With all his changed and intense training, Barao insists that he hasn’t had time to pay attention to any of the negativity — much of it spurred on by UFC president Dana White — directed at his Nova Uniao team recently.
First, Barao had to pull out against Dillashaw after the weigh-cutting health scare. More recently, of course, teammate and featherweight champion Jose Aldo received no small amount of passive-aggressive grief for doing the smart thing and pulling out of his UFC 189 bout with Conor McGregor because of serious rib injuries. Barao has been blasted, his teammate has, their team’s training methods have been knocked — all by people who aren’t qualified to make such judgments.
Barao may secretly be using all of those slights as extra motivation heading into the fight, but he assured us that he’s keeping cool and collected. "I’m focused," he said.

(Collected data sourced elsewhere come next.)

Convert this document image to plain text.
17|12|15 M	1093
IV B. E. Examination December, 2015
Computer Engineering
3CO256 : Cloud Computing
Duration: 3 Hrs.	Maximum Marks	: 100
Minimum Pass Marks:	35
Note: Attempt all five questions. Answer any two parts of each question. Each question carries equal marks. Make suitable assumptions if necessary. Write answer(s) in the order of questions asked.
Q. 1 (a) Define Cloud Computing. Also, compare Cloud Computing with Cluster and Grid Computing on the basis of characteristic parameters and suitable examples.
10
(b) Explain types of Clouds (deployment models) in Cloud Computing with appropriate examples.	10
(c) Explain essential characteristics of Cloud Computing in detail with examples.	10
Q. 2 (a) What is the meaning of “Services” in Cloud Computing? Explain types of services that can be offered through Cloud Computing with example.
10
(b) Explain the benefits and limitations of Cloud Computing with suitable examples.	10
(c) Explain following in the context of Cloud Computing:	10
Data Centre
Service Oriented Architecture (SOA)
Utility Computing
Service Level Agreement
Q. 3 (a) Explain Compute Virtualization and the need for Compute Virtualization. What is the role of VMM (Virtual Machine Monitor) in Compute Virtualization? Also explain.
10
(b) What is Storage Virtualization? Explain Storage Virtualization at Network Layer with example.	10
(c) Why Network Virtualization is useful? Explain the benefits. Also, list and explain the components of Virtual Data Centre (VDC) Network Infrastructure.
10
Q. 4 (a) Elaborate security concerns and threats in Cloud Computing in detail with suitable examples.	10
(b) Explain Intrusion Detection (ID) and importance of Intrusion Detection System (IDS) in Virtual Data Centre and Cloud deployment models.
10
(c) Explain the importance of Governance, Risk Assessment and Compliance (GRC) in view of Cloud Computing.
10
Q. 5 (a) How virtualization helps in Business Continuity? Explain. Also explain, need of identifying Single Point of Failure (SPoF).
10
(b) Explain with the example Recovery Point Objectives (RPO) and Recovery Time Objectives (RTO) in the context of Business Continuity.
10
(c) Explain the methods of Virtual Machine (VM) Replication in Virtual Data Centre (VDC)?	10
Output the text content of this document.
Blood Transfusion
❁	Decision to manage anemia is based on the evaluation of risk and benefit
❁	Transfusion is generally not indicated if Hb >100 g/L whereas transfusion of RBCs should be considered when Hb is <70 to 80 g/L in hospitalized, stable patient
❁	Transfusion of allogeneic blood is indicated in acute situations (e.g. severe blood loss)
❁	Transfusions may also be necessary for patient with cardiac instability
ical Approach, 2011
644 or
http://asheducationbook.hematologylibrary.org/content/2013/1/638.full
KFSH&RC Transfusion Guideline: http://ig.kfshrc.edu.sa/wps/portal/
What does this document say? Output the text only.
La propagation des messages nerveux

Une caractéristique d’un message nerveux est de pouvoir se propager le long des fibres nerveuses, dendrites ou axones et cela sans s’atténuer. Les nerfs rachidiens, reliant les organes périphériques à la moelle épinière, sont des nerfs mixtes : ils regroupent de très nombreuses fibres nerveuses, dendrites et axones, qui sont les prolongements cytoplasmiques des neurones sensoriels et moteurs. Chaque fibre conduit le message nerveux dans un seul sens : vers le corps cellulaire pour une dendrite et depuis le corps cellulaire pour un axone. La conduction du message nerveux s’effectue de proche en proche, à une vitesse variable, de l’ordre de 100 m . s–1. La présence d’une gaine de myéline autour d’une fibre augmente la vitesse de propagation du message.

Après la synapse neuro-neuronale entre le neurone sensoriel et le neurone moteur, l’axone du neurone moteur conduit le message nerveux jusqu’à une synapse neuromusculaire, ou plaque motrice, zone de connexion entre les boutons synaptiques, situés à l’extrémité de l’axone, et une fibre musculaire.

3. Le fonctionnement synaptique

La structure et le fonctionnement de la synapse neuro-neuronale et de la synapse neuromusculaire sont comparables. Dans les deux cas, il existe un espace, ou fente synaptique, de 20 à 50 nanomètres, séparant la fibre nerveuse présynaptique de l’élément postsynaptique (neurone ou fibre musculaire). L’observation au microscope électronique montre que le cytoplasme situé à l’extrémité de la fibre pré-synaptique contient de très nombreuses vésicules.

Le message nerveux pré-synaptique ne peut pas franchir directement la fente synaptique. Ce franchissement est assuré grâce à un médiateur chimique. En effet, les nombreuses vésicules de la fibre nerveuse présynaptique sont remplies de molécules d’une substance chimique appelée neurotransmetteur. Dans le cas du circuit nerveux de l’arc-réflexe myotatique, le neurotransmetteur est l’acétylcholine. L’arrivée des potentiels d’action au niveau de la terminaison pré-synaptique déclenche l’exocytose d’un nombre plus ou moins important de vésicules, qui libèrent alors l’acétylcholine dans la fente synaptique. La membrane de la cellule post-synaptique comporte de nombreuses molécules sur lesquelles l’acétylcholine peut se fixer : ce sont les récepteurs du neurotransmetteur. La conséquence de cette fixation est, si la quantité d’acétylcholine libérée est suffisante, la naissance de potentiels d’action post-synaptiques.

"I’ve been training and so do not pay attention to any of it. I’m ready for the fight, that’s it."
Ready, perhaps, but certainly eager. Whatever external pressure he may have received to initially accept the dangerously-quick turnaround for his originally scheduled rematch with Dillashaw last year, Barao himself wanted badly to get back his belt.
"I was eager to have the belt by my side again," he said.
That is still what drives him.
"My main goal is to be the best. So, I’m prepared to fight any time, anywhere. This is going to continue to be my goal."
Accordingly, despite an impressive array of stand-up striking and ground submission skills, Barao lists something intangible as his biggest asset against Dillashaw the second time around. "The will to win [is what will make the difference for me]," he said.
"My will to win and my heart are my biggest advantages."